Encryption for data in transit
Data in transit is data that is traveling over networks like the internet, internal corporate networks like corporate local area networks (LAN), and mobile networks. Data in transit is sometimes referred to as data in motion, as well. Encryption is used for data in transit to prevent plaintext data from being intercepted by unauthorized persons like hackers. If the data is encrypted and intercepted while in transit, the data has little or no value to the party that intercepted it. Common types of encryption solutions for data in transit include network encryption, mobile data encryption, and website encryption.
Encryption for data in use
Risks to data in use are becoming more prevalent as more companies employ cloud computing resources to analyze data. Previously, unencrypted data was most at risk of interception or unauthorized disclosure during states of transit or at rest, but with greater use of processing in cloud computing, data can become susceptible to inappropriate disclosure or leaks during processing, as well. To address this risk, companies are beginning to utilize a technique known as homomorphic encryption.
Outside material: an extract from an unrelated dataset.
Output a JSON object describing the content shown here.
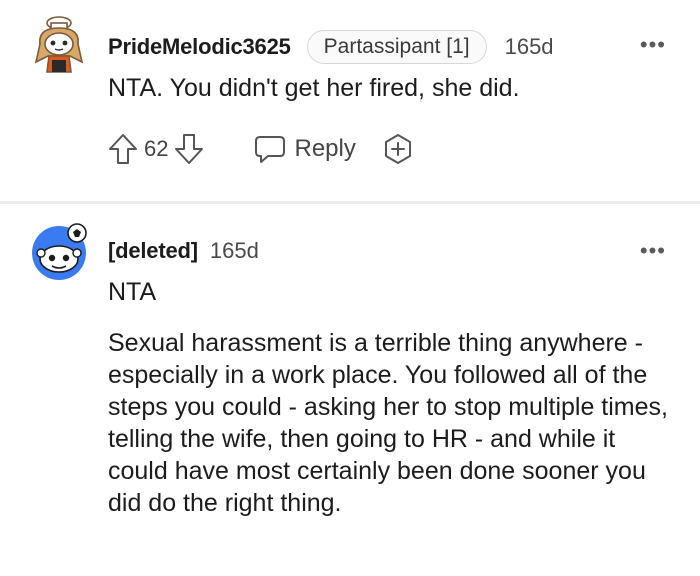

Homomorphic encryption allows the processing of data while it remains encrypted; homomorphic encryption does not require the dataset to be decrypted prior to processing. Companies can store encrypted data in the cloud, run operations on that encrypted data without decrypting it, and the results of that computation will remain in an encrypted format, requiring the same encryption key to decrypt the computational results as would be needed to decrypt the initial data set.